The Spy Next Door

30 Mar

Title: The Spy Next Door
Year: 2010
Director: Brian Levant
Writer: Jonathan Bernstein, James Greer and Gregory Poirier
Starring: Jackie Chan, Amber Valletta, Billy Ray Cyrus, George Lopez
MPAA Rating: PG, Sequences of action violence and some mild rude humor
Runtime: 94 min
Major Awards:
IMDb Rating: 5.3
Rotten Tomatoes: 12%

At the time I’m writing this, on March 29th at about 10 p.m., I have seen 42 films with a 2010 release date, and this one, The Spy Next Door, is, by a rather wide margin, the most horrible out of them all. Jackie Chan is an aging man, we know that, but the guy was cool years ago, so he could probably still carry a kiddie film like this with his stunts and charm, I don’t necessarily mean he could carry it really greatly, but he could carry it decently enough, but again, he’s an aging man, so the stunts aren’t as awesome as they were, and the script for this film, which somehow took three guys to write, is completely idiotic, so no chance of that charm coming through, as a result, the film fails miserably.

Mr. Chan plays a spy working for China and the CIA who falls for an American widow with three kids, he retires to be with them, the widow’s father turns ill so she has to leave for a while and he is left to watch over the kids, but then, logically, the Russian mob comes to town and Jackie and the three kids are being chased by baddies in fuckin’ malls. Not even kidding.

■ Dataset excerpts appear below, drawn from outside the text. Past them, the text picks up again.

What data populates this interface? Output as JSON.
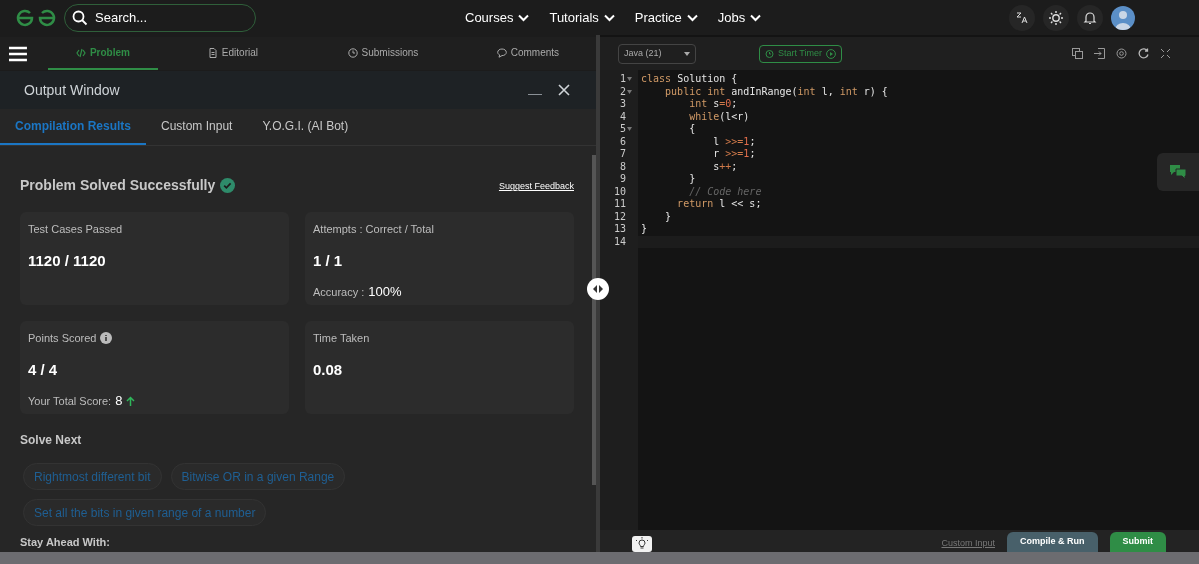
{
  "nav": {
    "search": {
      "placeholder": "Search..."
    },
    "menus": [
      "Courses",
      "Tutorials",
      "Practice",
      "Jobs"
    ]
  },
  "problem_tabs": [
    {
      "label": "Problem",
      "selected": true
    },
    {
      "label": "Editorial",
      "selected": false
    },
    {
      "label": "Submissions",
      "selected": false
    },
    {
      "label": "Comments",
      "selected": false
    }
  ],
  "output_window": {
    "title": "Output Window",
    "tabs": [
      {
        "label": "Compilation Results",
        "selected": true
      },
      {
        "label": "Custom Input",
        "selected": false
      },
      {
        "label": "Y.O.G.I. (AI Bot)",
        "selected": false
      }
    ],
    "status": "Problem Solved Successfully",
    "feedback_link": "Suggest Feedback",
    "cards": [
      {
        "label": "Test Cases Passed",
        "value": "1120 / 1120"
      },
      {
        "label": "Attempts : Correct / Total",
        "value": "1 / 1",
        "sub_label": "Accuracy :",
        "sub_value": "100%"
      },
      {
        "label": "Points Scored",
        "info": true,
        "value": "4 / 4",
        "sub_label": "Your Total Score:",
        "sub_value": "8",
        "trend_up": true
      },
      {
        "label": "Time Taken",
        "value": "0.08"
      }
    ],
    "solve_next_title": "Solve Next",
    "solve_next": [
      "Rightmost different bit",
      "Bitwise OR in a given Range",
      "Set all the bits in given range of a number"
    ],
    "stay_ahead_title": "Stay Ahead With:"
  },
  "editor": {
    "language": "Java (21)",
    "timer_button": "Start Timer",
    "lines": [
      {
        "number": "1",
        "fold": true,
        "tokens": [
          {
            "text": "class",
            "kind": "kw"
          },
          {
            "text": " Solution {",
            "kind": "plain"
          }
        ]
      },
      {
        "number": "2",
        "fold": true,
        "tokens": [
          {
            "text": "    public int",
            "kind": "kw"
          },
          {
            "text": " andInRange(",
            "kind": "plain"
          },
          {
            "text": "int",
            "kind": "kw"
          },
          {
            "text": " l, ",
            "kind": "plain"
          },
          {
            "text": "int",
            "kind": "kw"
          },
          {
            "text": " r) {",
            "kind": "plain"
          }
        ]
      },
      {
        "number": "3",
        "fold": false,
        "tokens": [
          {
            "text": "        int",
            "kind": "kw"
          },
          {
            "text": " s",
            "kind": "plain"
          },
          {
            "text": "=",
            "kind": "op"
          },
          {
            "text": "0",
            "kind": "num"
          },
          {
            "text": ";",
            "kind": "plain"
          }
        ]
      },
      {
        "number": "4",
        "fold": false,
        "tokens": [
          {
            "text": "        while",
            "kind": "kw"
          },
          {
            "text": "(l<r)",
            "kind": "plain"
          }
        ]
      },
      {
        "number": "5",
        "fold": true,
        "tokens": [
          {
            "text": "        {",
            "kind": "plain"
          }
        ]
      },
      {
        "number": "6",
        "fold": false,
        "tokens": [
          {
            "text": "            l ",
            "kind": "plain"
          },
          {
            "text": ">>=",
            "kind": "op"
          },
          {
            "text": "1",
            "kind": "num"
          },
          {
            "text": ";",
            "kind": "plain"
          }
        ]
      },
      {
        "number": "7",
        "fold": false,
        "tokens": [
          {
            "text": "            r ",
            "kind": "plain"
          },
          {
            "text": ">>=",
            "kind": "op"
          },
          {
            "text": "1",
            "kind": "num"
          },
          {
            "text": ";",
            "kind": "plain"
          }
        ]
      },
      {
        "number": "8",
        "fold": false,
        "tokens": [
          {
            "text": "            s",
            "kind": "plain"
          },
          {
            "text": "++",
            "kind": "op"
          },
          {
            "text": ";",
            "kind": "plain"
          }
        ]
      },
      {
        "number": "9",
        "fold": false,
        "tokens": [
          {
            "text": "        }",
            "kind": "plain"
          }
        ]
      },
      {
        "number": "10",
        "fold": false,
        "tokens": [
          {
            "text": "        // Code here",
            "kind": "comment"
          }
        ]
      },
      {
        "number": "11",
        "fold": false,
        "tokens": [
          {
            "text": "      return",
            "kind": "kw"
          },
          {
            "text": " l << s;",
            "kind": "plain"
          }
        ]
      },
      {
        "number": "12",
        "fold": false,
        "tokens": [
          {
            "text": "    }",
            "kind": "plain"
          }
        ]
      },
      {
        "number": "13",
        "fold": false,
        "tokens": [
          {
            "text": "}",
            "kind": "plain"
          }
        ]
      },
      {
        "number": "14",
        "fold": false,
        "current": true
      }
    ],
    "custom_input_link": "Custom Input",
    "compile_button": "Compile & Run",
    "submit_button": "Submit"
  }
}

The film is the very definition of the word ‘predictable’, a read at that plot summary I just gave you and you won’t really need to go see the actual film because that’s really all there is to it, you can fill in the blanks quite easily if you’ve seen a handful of other similarly-themed kiddie films: the kids learn how to kick ass, the girl baddie dresses in black leather, three kids and a chinese man can out-do the Russian mob and so on and so forth.

I guess some kids will like this one, but for the sake of future generations I hope that doesn’t necessarily apply to all kids who see it, I mean, Jackie Chan is on the wrong side of 50, watching his films used to be fun if only because you knew the guy actually did his own stunts, now it’s all CGI and whatnot, he does nothing, and even the fights are badly choreographed. Seriously, just do yourselves a favor and don’t give this one even the slightest of chances, it’s a disaster of a film.